Quebec has confirmed 10 more cases of monkeypox, for a total of 15 cases across the province, the provincial health ministry said on Tuesday.
Last week, the province announced the first cases of the virus in Canada, after authorities there said they were investigating 17 alleged cases.
Health Ministry spokesman Robert Maranda says Quebec is considering ordering vaccines against the disease from the federal government.
Monkeypox, which is found mostly in West and Central Africa, is a rare viral infection similar to human measles, although milder. It was first recorded in the Democratic Republic of the Congo in the 1970s. The number of cases in West Africa has increased over the last decade.

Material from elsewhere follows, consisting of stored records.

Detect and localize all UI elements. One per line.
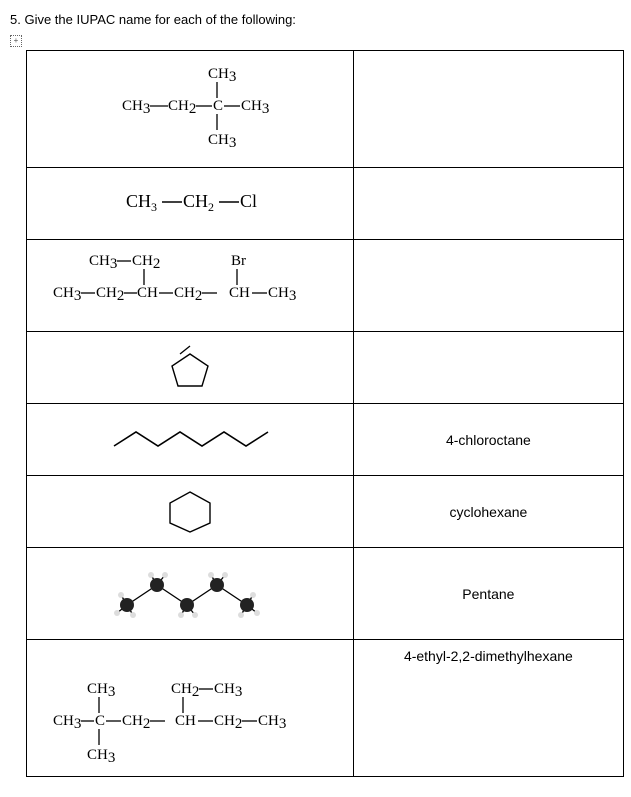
svg-text:C: C	[213, 98, 223, 114]
answer-cell	[353, 168, 623, 240]
answer-cell: cyclohexane	[353, 476, 623, 548]
expand-icon[interactable]: +	[10, 35, 22, 47]
svg-text:CH: CH	[137, 285, 158, 301]
structure-cell: CH3 CH2 CH3 CH3 C CH2 CH CH2 CH3	[27, 640, 354, 777]
svg-text:CH3: CH3	[214, 681, 242, 700]
structure-7	[105, 561, 275, 623]
structure-cell: CH3 CH2 Cl	[27, 168, 354, 240]
table-row: CH3 CH2 Cl	[27, 168, 624, 240]
svg-text:C: C	[95, 713, 105, 729]
answer-text: cyclohexane	[449, 504, 527, 520]
svg-text:CH2: CH2	[122, 713, 150, 732]
svg-text:CH2: CH2	[96, 285, 124, 304]
structure-5	[100, 420, 280, 456]
svg-text:CH3: CH3	[241, 98, 269, 117]
svg-text:CH: CH	[229, 285, 250, 301]
svg-text:CH: CH	[175, 713, 196, 729]
answer-text: Pentane	[462, 586, 514, 602]
svg-text:CH3: CH3	[208, 66, 236, 85]
answer-cell: Pentane	[353, 548, 623, 640]
svg-text:CH3: CH3	[122, 98, 150, 117]
structure-cell	[27, 476, 354, 548]
structure-1: CH3 CH3 CH2 C CH3 CH3	[90, 64, 290, 152]
svg-text:CH3: CH3	[258, 713, 286, 732]
svg-text:CH3: CH3	[89, 253, 117, 272]
svg-text:CH3: CH3	[87, 747, 115, 765]
structure-cell	[27, 548, 354, 640]
worksheet-table: CH3 CH3 CH2 C CH3 CH3 CH3	[26, 50, 624, 777]
svg-text:CH2: CH2	[171, 681, 199, 700]
table-row: CH3 CH2 Br CH3 CH2 CH CH2 CH CH3	[27, 240, 624, 332]
table-row: CH3 CH2 CH3 CH3 C CH2 CH CH2 CH3	[27, 640, 624, 777]
table-row: cyclohexane	[27, 476, 624, 548]
svg-text:CH3: CH3	[126, 191, 157, 214]
question-text: Give the IUPAC name for each of the foll…	[24, 12, 295, 27]
svg-text:Cl: Cl	[240, 191, 257, 211]
table-row: Pentane	[27, 548, 624, 640]
question-number: 5.	[10, 12, 21, 27]
svg-text:CH3: CH3	[208, 132, 236, 151]
structure-cell	[27, 404, 354, 476]
answer-cell	[353, 332, 623, 404]
svg-text:CH2: CH2	[214, 713, 242, 732]
table-row: 4-chloroctane	[27, 404, 624, 476]
question-prompt: 5. Give the IUPAC name for each of the f…	[10, 12, 621, 27]
structure-cell: CH3 CH3 CH2 C CH3 CH3	[27, 51, 354, 168]
svg-text:CH2: CH2	[132, 253, 160, 272]
answer-cell	[353, 51, 623, 168]
answer-text: 4-chloroctane	[446, 432, 531, 448]
structure-6	[160, 486, 220, 534]
answer-cell	[353, 240, 623, 332]
structure-4	[150, 340, 230, 392]
svg-text:CH3: CH3	[268, 285, 296, 304]
answer-cell: 4-ethyl-2,2-dimethylhexane	[353, 640, 623, 777]
table-row: CH3 CH3 CH2 C CH3 CH3	[27, 51, 624, 168]
svg-text:CH2: CH2	[168, 98, 196, 117]
svg-text:CH3: CH3	[87, 681, 115, 700]
structure-2: CH3 CH2 Cl	[90, 185, 290, 219]
svg-text:Br: Br	[231, 253, 246, 269]
svg-text:CH3: CH3	[53, 285, 81, 304]
svg-text:CH2: CH2	[183, 191, 214, 214]
answer-cell: 4-chloroctane	[353, 404, 623, 476]
structure-cell: CH3 CH2 Br CH3 CH2 CH CH2 CH CH3	[27, 240, 354, 332]
structure-3: CH3 CH2 Br CH3 CH2 CH CH2 CH CH3	[47, 251, 332, 317]
table-row	[27, 332, 624, 404]
svg-text:CH3: CH3	[53, 713, 81, 732]
structure-cell	[27, 332, 354, 404]
svg-text:CH2: CH2	[174, 285, 202, 304]
answer-text: 4-ethyl-2,2-dimethylhexane	[404, 648, 573, 664]
structure-8: CH3 CH2 CH3 CH3 C CH2 CH CH2 CH3	[47, 669, 332, 765]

Nearly 20 non-endemic countries have reported recent outbreaks of the virus, with more than 230 confirmed or suspected infections, mostly in Europe.
Canada’s chief public health official said on Friday that authorities were investigating “several dozen” possible cases of monkeypox, most of them from Quebec.
Dr Theresa Tam said the Winnipeg National Microbiology Laboratory was also conducting tests on samples from British Columbia
“We don’t really know the extent of the spread in Canada. So this is an active investigation,” Tam said on Friday. “What we do know is that not many of these people are involved in traveling to Africa, where the disease is common.”
There, he said the overall risk to the population was “low” at the moment, but researchers are now working to determine why smallpox appears to be circulating in Canada and elsewhere in the Western world.
Supporting situation: WHO
The World Health Organization (WHO) says there is no evidence that the monkeypox virus has mutated.
On Monday morning, Dr. Rosamund Lewis, head of the Smallpox Secretariat, which is part of the WHO Emergency Program, said in a briefing that mutations are usually lower in the monkeypox virus.
She says genomic sequencing of cases will help understand the current epidemic.
Most of the more than 100 suspected and confirmed cases of a recent outbreak in Europe and North America were not serious, said Maria Van Kerkhove, WHO’s leader on emerging diseases and zoonoses and COVID-19 technical director.
“This is a manageable situation,” she said, especially in Europe. “But we can’t take our eyes off what is happening in Africa, in countries where it is endemic.”